In deep RL, the problem is compounded by the function approximator: the agent’s value estimates for unexplored actions are unreliable, so it can’t even accurately judge whether exploration is likely to be worthwhile. It has to explore partly to learn which actions are worth exploring.

  • The agent converges to a mediocre policy and stops improving — it found a local optimum and has no mechanism to escape
  • Reward curves plateau early at a level well below the theoretical optimum
  • State visitation is narrow — the agent visits a small subset of the state space and never discovers rewarding regions
  • Performance varies dramatically across random seeds — some seeds happen to explore the right regions early, others get stuck
  • Sparse-reward environments are nearly impossible without explicit exploration mechanisms — the agent never stumbles onto the reward
  • Q-learning (q-learning/): ε-greedy exploration is the standard baseline — take a random action with probability ε. Simple but crude; doesn’t direct exploration toward informative states
  • Policy gradient (policy-gradient/): SAC adds entropy regularisation to the objective, rewarding the policy for maintaining randomness — this provides smooth, principled exploration proportional to uncertainty
  • Contrastive learning (contrastive-self-supervising/): not RL, but data augmentation is analogous to exploration — diverse augmentations “explore” the space of invariances the model should learn
SolutionMechanismWhere documented
ε-greedyRandom action with probability ε, greedy otherwiseatomic-concepts/rl-specific/epsilon-greedy-exploration.md
Entropy regularisation (SAC)Add αH(π)\alpha \mathcal{H}(\pi) to the reward — the policy is rewarded for being stochasticatomic-concepts/regularisation/entropy-regularisation.md
UCB (Upper Confidence Bound)Choose actions based on value estimate + uncertainty bonus(bandits literature)

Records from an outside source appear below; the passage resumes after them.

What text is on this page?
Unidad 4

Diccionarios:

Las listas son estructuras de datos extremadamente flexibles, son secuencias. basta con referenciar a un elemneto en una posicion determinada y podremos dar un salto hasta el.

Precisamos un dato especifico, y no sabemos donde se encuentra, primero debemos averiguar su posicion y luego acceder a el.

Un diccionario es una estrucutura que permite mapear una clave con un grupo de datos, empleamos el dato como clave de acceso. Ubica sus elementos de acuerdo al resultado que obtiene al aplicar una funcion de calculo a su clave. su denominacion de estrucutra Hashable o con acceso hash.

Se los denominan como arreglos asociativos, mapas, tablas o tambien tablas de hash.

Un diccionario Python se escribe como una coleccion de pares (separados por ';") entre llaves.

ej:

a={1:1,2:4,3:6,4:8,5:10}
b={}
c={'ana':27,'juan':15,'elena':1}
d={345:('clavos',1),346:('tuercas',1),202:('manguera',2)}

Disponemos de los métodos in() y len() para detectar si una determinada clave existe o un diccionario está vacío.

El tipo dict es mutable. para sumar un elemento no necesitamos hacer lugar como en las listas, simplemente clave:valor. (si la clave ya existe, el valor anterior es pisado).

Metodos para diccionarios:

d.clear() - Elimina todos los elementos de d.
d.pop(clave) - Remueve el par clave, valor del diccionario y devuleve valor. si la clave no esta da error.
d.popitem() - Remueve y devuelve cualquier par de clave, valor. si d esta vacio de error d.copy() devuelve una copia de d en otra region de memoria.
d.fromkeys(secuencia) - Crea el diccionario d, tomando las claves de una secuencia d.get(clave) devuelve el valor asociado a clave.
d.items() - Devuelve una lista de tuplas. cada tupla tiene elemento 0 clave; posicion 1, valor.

Intrinsic motivation / curiosityReward the agent for visiting novel or surprising states(Pathak et al., 2017)
Thompson samplingSample from the posterior over values; explore naturally through posterior uncertainty(Bayesian methods)

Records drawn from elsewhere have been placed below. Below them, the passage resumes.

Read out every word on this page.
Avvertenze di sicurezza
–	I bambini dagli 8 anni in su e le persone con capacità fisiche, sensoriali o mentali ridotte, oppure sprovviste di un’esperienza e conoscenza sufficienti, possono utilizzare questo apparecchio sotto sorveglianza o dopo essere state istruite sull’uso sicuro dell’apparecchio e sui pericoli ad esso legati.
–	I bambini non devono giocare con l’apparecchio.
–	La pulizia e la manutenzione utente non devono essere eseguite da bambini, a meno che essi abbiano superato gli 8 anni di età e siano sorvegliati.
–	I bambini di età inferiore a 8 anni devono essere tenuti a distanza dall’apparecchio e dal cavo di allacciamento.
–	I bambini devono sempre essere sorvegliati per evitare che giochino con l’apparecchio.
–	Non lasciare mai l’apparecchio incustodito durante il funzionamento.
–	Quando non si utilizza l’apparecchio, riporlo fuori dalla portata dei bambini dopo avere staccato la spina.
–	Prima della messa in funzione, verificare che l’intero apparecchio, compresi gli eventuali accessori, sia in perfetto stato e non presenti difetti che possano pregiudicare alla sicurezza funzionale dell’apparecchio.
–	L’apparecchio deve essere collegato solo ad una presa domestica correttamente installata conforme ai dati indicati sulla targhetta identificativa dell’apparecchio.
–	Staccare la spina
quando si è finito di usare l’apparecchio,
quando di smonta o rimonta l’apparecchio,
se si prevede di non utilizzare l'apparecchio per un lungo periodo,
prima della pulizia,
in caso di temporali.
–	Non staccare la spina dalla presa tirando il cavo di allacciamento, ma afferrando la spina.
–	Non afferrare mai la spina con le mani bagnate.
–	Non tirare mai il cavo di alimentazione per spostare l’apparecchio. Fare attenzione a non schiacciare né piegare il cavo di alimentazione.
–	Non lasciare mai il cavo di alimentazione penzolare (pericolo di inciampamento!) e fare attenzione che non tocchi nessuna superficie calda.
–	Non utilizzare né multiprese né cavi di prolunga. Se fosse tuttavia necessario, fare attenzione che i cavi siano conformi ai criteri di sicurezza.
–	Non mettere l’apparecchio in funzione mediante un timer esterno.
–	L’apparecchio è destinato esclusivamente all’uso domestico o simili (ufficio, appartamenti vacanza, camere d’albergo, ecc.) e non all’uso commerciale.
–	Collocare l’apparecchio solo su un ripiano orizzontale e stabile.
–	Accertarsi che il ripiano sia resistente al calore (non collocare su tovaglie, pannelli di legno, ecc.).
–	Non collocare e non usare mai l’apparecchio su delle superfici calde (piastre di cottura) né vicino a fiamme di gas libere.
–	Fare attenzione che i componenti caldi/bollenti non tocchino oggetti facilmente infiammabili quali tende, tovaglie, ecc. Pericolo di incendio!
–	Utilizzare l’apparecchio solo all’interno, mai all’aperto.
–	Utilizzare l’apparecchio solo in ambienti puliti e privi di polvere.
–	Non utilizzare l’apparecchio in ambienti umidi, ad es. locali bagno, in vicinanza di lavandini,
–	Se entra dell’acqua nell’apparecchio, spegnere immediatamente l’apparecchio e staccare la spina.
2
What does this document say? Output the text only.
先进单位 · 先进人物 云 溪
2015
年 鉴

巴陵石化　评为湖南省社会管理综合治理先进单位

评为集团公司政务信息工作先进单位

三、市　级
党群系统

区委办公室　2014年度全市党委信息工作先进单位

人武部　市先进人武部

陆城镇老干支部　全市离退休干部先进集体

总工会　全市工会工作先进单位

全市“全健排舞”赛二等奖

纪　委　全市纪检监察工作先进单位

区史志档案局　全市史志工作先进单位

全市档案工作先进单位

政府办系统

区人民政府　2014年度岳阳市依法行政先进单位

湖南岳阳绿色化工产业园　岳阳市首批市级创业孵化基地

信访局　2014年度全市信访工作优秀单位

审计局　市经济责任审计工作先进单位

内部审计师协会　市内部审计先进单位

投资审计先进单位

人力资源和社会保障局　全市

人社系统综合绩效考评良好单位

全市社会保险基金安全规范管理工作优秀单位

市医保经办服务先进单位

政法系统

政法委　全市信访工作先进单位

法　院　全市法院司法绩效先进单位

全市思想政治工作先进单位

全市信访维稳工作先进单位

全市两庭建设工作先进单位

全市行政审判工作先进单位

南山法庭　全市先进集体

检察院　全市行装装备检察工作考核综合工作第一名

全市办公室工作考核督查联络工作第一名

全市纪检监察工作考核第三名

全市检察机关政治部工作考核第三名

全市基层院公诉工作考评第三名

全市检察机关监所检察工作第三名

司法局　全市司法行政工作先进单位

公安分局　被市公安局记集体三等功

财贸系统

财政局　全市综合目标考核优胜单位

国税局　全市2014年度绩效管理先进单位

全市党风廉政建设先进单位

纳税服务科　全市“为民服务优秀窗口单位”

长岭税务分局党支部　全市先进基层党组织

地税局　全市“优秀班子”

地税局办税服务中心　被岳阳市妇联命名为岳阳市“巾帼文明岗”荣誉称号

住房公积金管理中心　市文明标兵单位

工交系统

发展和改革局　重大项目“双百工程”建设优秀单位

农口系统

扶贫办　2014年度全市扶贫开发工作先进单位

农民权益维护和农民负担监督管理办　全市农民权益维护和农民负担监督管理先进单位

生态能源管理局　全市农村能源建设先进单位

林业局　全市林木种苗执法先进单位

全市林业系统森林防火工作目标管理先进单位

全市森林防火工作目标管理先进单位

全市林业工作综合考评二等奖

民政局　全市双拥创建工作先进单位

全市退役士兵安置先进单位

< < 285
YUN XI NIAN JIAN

Boltzmann explorationSample actions proportional to exponentiated Q-values (softmax policy)atomic-concepts/activation-functions/softmax.md

The exploration-exploitation tradeoff was formalised in the multi-armed bandit problem (Robbins, 1952), where it has an elegant theoretical treatment — the Gittins index (1979) gives the optimal solution for discounted bandits. In full RL (sequential decisions with state), the problem becomes intractable to solve optimally, and practical solutions are all heuristics. ε-greedy (Watkins, 1989) is the simplest. Entropy regularisation entered deep RL through SAC (Haarnoja et al., 2018), which provided a principled framework for treating exploration as part of the objective rather than a bolt-on heuristic. The shift from ε-greedy to entropy regularisation mirrors the broader trend in deep learning: replace discrete heuristics with differentiable objectives.